Nach Prüfung im Einzelfall können gegen eine Verwaltungsgebühr durch die untere Immissionsschutzbehörde in den nachfolgenden Fällen Ausnahmegenehmigungen erteilt werden. Wir machen hierbei darauf aufmerksam, dass auch die Ablehnung eines Antrages gebührenpflichtig ist. Fahrten im öffentlichen Interesse, insbesondere für:

  • Fahrten zur Versorgung der Bevölkerung mit lebensnotwendigen Gütern
    (z.B.: Lebensmitteleinzelhandel, Apotheken, Altenheime, Wochen- und Sondermärkte etc.)
  • Fahrten zur Versorgung der Bevölkerung mit lebensnotwendigen Dienstleistungen
    (z.B.: zum Erhalt und zur Reparatur betriebsnotwendiger technischer Anlagen, Behebung von Gebäudeschäden etc.)
  • Zweckgebundene Fahrten von (Sonder-) Fahrzeugen
    (z.B.: Kräne und ähnliche Fahrzeuge, Schwerlasttransporter, Oldtimer ohne H-Kennzeichen etc.)
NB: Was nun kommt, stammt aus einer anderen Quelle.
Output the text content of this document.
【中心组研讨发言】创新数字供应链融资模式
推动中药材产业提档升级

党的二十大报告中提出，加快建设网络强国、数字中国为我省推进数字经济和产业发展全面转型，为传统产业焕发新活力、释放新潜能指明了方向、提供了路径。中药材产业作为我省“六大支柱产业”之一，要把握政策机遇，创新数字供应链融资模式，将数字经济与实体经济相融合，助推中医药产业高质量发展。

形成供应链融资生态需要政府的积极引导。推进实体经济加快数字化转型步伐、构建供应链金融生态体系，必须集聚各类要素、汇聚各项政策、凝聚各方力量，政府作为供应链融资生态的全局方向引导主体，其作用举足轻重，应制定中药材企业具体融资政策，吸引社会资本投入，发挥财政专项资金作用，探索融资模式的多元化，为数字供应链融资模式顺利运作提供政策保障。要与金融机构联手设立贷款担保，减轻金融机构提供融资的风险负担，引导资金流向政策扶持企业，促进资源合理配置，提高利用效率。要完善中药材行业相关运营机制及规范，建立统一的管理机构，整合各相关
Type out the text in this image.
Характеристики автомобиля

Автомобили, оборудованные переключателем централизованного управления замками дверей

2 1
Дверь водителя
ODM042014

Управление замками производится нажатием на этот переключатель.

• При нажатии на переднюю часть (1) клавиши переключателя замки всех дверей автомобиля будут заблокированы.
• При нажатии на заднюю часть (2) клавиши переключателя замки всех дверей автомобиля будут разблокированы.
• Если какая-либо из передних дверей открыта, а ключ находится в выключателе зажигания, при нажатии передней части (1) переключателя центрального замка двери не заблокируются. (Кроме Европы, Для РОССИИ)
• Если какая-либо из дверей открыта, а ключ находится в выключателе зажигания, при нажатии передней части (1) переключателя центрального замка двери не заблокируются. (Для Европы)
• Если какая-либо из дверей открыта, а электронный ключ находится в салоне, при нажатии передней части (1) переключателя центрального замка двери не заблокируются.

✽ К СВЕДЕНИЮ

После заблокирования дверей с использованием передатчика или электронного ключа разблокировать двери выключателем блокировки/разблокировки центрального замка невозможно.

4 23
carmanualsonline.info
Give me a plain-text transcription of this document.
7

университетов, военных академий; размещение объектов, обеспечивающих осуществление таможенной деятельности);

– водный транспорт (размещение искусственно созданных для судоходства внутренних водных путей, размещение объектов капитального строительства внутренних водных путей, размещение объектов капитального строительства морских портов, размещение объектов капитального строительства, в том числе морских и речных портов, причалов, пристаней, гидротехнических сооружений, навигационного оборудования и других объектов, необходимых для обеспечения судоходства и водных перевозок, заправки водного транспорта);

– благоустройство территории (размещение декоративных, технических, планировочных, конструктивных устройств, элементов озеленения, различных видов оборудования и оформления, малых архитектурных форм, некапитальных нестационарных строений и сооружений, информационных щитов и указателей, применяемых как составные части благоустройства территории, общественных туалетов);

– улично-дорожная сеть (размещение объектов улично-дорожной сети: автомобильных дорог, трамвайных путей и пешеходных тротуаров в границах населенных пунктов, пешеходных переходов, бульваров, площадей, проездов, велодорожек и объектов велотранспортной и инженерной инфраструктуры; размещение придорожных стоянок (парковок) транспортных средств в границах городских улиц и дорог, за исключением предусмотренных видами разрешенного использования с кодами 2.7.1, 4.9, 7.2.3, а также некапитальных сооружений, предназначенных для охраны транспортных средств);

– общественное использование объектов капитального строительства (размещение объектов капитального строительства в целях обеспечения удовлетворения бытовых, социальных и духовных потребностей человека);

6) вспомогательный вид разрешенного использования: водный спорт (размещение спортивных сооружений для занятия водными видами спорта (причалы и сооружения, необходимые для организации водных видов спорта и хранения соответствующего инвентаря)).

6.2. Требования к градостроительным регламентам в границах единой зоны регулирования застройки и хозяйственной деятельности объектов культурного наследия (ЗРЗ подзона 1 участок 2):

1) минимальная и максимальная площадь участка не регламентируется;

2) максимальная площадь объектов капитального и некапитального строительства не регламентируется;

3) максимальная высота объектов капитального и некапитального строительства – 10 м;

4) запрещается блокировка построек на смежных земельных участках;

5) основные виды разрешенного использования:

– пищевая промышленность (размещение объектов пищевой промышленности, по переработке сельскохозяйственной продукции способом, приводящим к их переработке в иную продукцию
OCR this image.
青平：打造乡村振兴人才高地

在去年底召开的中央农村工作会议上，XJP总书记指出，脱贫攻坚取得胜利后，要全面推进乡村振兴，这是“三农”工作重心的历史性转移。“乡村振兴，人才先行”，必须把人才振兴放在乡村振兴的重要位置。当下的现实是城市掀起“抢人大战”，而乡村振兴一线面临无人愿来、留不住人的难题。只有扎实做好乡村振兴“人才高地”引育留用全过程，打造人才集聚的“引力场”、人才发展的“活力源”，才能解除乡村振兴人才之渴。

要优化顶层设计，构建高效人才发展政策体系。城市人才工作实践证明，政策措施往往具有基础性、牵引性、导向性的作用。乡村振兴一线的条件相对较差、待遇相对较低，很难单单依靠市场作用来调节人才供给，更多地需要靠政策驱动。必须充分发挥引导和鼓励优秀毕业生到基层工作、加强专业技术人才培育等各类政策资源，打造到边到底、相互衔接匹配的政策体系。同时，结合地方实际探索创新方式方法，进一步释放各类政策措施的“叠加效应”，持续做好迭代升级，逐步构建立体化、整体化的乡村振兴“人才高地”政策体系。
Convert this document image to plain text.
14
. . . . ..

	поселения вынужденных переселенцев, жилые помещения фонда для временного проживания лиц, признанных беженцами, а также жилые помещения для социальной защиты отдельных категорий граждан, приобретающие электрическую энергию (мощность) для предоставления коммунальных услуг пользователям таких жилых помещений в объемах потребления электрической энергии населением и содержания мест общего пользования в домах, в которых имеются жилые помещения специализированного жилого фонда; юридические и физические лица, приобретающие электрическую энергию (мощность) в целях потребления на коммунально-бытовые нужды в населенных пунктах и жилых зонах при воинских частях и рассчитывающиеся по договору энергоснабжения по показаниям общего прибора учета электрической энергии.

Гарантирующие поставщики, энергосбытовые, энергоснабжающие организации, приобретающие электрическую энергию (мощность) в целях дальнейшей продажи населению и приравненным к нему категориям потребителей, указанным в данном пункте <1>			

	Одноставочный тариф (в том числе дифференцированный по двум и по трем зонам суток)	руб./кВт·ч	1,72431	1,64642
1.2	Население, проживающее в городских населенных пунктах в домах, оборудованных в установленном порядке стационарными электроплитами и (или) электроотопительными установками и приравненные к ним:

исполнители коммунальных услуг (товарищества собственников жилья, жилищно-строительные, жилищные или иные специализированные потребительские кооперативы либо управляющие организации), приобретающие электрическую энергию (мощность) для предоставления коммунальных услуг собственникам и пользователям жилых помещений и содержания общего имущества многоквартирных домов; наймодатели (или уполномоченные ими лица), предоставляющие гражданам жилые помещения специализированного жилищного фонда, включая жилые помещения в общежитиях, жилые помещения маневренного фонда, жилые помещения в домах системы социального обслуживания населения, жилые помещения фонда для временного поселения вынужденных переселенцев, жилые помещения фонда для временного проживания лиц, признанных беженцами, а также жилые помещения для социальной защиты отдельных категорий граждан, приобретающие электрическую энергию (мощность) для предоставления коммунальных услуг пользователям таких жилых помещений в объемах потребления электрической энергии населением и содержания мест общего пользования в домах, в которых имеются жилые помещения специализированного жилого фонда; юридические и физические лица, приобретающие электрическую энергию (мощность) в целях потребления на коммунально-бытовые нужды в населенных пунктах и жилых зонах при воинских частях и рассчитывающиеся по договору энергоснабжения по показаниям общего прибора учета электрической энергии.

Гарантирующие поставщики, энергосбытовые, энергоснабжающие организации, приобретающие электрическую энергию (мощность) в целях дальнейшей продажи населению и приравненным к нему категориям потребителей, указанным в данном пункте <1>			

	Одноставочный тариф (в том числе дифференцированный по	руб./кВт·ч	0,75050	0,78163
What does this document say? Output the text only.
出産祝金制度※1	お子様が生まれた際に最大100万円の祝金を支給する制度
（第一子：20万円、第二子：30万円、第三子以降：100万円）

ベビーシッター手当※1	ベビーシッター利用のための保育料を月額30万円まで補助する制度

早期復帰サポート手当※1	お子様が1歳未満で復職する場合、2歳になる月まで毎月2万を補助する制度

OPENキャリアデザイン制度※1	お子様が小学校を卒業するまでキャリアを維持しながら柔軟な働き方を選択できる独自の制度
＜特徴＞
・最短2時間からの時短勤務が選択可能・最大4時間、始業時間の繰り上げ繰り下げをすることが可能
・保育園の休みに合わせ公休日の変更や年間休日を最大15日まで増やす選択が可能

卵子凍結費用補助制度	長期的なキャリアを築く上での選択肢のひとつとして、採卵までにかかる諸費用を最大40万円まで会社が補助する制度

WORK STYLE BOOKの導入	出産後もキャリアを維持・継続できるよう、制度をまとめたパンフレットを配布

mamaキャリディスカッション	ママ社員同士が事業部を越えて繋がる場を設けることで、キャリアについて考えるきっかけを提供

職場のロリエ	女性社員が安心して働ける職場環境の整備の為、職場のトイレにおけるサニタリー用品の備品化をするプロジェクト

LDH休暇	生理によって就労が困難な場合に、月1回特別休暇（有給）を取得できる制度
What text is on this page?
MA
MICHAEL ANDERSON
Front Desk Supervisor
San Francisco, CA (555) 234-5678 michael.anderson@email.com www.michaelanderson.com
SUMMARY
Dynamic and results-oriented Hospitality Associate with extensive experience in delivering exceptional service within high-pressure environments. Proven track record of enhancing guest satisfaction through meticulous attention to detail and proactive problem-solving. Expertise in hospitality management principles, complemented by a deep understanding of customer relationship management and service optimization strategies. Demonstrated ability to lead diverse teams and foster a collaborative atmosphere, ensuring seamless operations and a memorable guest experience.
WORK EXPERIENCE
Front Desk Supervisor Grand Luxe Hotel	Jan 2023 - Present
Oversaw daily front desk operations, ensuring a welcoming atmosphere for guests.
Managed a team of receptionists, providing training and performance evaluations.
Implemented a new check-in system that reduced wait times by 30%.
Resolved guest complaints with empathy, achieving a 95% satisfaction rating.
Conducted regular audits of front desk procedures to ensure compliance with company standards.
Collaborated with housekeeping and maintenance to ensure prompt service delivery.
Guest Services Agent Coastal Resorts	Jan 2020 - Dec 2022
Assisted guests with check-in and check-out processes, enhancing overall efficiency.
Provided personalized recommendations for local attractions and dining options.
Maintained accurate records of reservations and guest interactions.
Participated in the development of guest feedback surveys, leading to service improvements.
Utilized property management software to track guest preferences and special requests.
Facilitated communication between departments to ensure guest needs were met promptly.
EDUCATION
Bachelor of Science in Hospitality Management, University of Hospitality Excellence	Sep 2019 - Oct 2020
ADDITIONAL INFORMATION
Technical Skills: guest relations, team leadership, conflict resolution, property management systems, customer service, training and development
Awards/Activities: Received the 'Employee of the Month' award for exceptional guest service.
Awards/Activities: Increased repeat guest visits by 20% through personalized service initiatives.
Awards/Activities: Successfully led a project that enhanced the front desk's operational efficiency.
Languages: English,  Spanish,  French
Fahrten zu und von bestimmten Einrichtungen, die zur Wahrnehmung überwiegender und unaufschiebbarer Einzelinteressen erforderlich sind, insbesondere für

  • notwendige regelmäßige Arztbesuche (z.B.: Dialysepatienten, etc.)
  • Fahrten von Schichtdienstleistenden ohne ÖPNV-Möglichkeit
  • Fahrten zur Aufrechterhaltung von Fertigungs- und Produktionsprozessen (z.B.: Belieferung und Entsorgung von Baustellen, Warenanlieferung für Produktionsbetriebe)
  • Einzelfahrten aus speziellen Anlässen

Achtung Ausnahmegenehmigungsvoraussetzung: Zulassung auf den Antragssteller vor dem 01.11.2007

Erforderliche Unterlagen für den Antrag (19,8 KiB) auf Einzelgenehmigung:

  • Antragsformular
  • Kopie der Zulassungsbescheinigung Teil 1, bzw. des Kraftfahrzeugscheins
  • Bei technischer Nichtnachrüstbarkeit eine Nichtnachrüstbarkeitsbescheinigung einer AU-Werkstatt, eines Prüfingenieurs oder einer technischen Überwachungsorganisation
  • Bei wirtschaftlicher Nichtnachrüstbarkeit ein Gutachten über den Zeitwert des Fahrzeugs und die Nachrüstkosten bzw. Nachweise für die Existenzgefährdung bei Gewerbetreibenden
  • Begründung / Nachweis bzgl. der Notwendigkeit der beantragten Fahrt(en).

Gebühren

gültig für alle Umweltzonen in Baden-Württemberg
nur gültig für die Umweltzone Herrenberg oder Leonberg
Tagesausnahme: 15,00 €
Tagesausnahme: 15,00 €
Ausnahme bis zu 3 Monaten: 40,00 €
Ausnahme bis zu 3 Monaten: 30,00 €
Ausnahme bis zu 6 Monaten: 60,00 €
Ausnahme bis zu 6 Monaten: 40,00 €
Ausnahme bis zu 12 Monaten: 120,00 €
Ausnahme bis zu 12 Monaten: 80,00 €
ab dem 3. Fahrzeug: jedes weitere 50,00 € (nicht bei Tagesausnahmen)
 

Eine Reduzierung bzw. Rückerstattung der Gebühren im Falle der Nichtinanspruchnahme der Genehmigung kommt grundsätzlich nicht in Betracht.